Le lundi 14 avril 2014, 276 élèves se préparaient à passer leurs examens dans l’école secondaire du village de Chibok, au Nigeria lorsque des combattants de Boko Haram ont fait irruption dans le bâtiment. À ce jour, un peu moins d’une centaine d’écolières sont toujours portées disparues.
Celles qui sont revenues ne sont plus pareilles. Beaucoup ont subi des violences sexuelles, des mariages et des conversions forcées, certaines ont entre-temps donné naissance à des enfants. Toutes n’ont pas eu la chance de retrouver leurs parents: plusieurs seraient mortes en captivité, d’autres comme kamikazes. Depuis ce 14 avril, Boko Haram a systématiquement envoyé des femmes commettre des attentats. Selon le groupe de réflexion Council on Foreign Relations, environ deux tiers des attentats du groupe ont été menés par des femmes. Une stratégie destinée à «économiser» les combattants masculins pour des missions plus importantes, selon l’International Crisis Group.
Comme à Chibok, les femmes sont particulièrement touchées par les violences des groupes islamistes qui se propagent au Sahel. Pourtant, «les femmes sont quasiabsentes des débats sur la lutte contre la violence extrémiste, encore dominés par des considérations militaires», explique Nicoletta Barbera, responsable de programme pour l’Afrique à l’Institut américain pour la paix (USIP). Les efforts des gouvernements se concentrent sur les interventions militaires, souvent contre-productives, en particulier au Sahel, ainsi que le dialogue avec les leaders politiques et religieux – majoritairement des hommes. Les facteurs sociopolitiques, tels que l’accès à la terre et aux ressources naturelles, la corruption ou la pauvreté, sont rarement pris en compte, quand bien même ils sont instrumentalisés par les jihadistes pour recruter.
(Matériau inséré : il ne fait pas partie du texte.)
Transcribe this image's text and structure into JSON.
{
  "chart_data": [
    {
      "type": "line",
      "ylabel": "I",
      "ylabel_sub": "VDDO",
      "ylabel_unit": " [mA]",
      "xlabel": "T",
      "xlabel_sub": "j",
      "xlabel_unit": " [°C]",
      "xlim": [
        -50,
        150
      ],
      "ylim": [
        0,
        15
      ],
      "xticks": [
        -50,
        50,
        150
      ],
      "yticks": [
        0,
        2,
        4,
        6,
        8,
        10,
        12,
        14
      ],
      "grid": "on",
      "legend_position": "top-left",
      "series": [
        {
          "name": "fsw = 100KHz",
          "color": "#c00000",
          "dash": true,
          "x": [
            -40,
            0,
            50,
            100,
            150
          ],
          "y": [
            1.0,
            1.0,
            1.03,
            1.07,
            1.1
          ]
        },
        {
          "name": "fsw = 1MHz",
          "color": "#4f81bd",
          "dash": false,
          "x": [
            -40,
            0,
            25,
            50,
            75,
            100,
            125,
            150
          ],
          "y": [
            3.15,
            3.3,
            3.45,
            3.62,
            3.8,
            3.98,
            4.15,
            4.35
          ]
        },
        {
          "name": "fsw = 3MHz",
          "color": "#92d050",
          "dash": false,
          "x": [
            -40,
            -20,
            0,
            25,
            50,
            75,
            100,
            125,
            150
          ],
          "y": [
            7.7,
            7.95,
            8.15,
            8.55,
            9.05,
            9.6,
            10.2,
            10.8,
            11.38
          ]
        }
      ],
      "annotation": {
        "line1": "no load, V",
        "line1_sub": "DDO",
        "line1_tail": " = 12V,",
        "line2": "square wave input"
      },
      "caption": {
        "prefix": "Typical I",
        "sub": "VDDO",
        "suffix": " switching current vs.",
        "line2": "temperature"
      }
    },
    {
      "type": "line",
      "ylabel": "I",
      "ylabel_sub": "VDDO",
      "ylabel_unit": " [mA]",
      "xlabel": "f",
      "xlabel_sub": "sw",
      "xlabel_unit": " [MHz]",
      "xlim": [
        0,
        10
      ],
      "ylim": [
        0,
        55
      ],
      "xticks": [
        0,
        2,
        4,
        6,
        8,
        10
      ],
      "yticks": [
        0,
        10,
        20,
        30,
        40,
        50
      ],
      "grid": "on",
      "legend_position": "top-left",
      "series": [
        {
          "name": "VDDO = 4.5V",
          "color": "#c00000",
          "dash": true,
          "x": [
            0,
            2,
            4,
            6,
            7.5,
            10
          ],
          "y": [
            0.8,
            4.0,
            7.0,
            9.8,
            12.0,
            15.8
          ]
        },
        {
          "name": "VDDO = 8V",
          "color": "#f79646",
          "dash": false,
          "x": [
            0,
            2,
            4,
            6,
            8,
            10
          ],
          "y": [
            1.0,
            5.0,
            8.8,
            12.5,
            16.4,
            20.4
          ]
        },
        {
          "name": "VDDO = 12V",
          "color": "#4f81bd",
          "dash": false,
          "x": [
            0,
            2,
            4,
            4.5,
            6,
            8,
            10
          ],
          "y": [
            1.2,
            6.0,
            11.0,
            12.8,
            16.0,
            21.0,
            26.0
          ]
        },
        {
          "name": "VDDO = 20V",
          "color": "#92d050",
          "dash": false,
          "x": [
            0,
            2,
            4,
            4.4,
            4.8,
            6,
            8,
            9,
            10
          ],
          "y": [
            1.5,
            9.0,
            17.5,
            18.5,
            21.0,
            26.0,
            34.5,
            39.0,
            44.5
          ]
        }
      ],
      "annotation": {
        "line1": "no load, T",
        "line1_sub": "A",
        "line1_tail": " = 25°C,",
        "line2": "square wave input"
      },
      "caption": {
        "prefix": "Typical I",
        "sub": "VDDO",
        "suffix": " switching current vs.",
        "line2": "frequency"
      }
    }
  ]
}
«Malgré leur rôle central dans la prévention de l’extrémisme, les femmes sont rarement considérées comme des partenaires», explique Nicoletta Barbera, qui dirige à l’USIP un programme qui travaille avec des femmes touchées par l’extrémisme au Nigeria, Niger, Burkina Faso et Mali. Du fait de leur place centrale au sein de la famille et de la communauté, les mères sont particulièrement influentes auprès des jeunes, premières cibles des recruteurs.
Le programme de l’USIP vise ainsi à créer un réseau de femmes qui défendent leurs communautés auprès des autorités locales, et à fournir des stratégies de déradicalisation aux côtés d’organisations féminines locales. «Souvent, les femmes reconnaissent très rapidement les signes de radicalisation. Elles collaborent avec les autorités locales pour chercher des alternatives aux mesures sévères, comme les peines de prison préventives», explique Nicoletta Barbera.
Joy Bishara, une survivante de Chibok, veut aider les femmes victimes de violences.
© Bonnie Cash/UPI/laif
L’éducation est un facteur central dans le renforcement du rôle des femmes : c’est pourquoi le Global Community Engagement and Resilience Fund, un fonds mondial pour la prévention de l’extrémisme, a financé des projets dans la région du Sahel. Au Mali, ce sont ainsi 10 338 femmes qui ont été formées à la prévention de l’extrémisme et des conflits. Au Mali et au Burkina Faso, 297 radios communautaires sensibilisent au problème de la radicalisation. Au Nigeria, l’ONG Women without Borders a lancé en 2015 le projet MotherSchools, pour prévenir la radicalisation et implanter des processus de paix. De son côté, la Neem Foundation aide à réinsérer environ 1250 personnes par mois – anciens combattants et victimes.
Deux rescapées de Chibok veulent s’engager activement contre la radicalisation. Joy Bishara souhaite fonder une organisation d’aide à Chibok, et Lydia Pogu ambitionne de devenir avocate des droits humains «pour rendre justice aux gens et aux filles de Chibok». Car comme elle avait déclaré au magazine People : «Boko Haram ne doit plus déterminer comment les femmes doivent vivre.»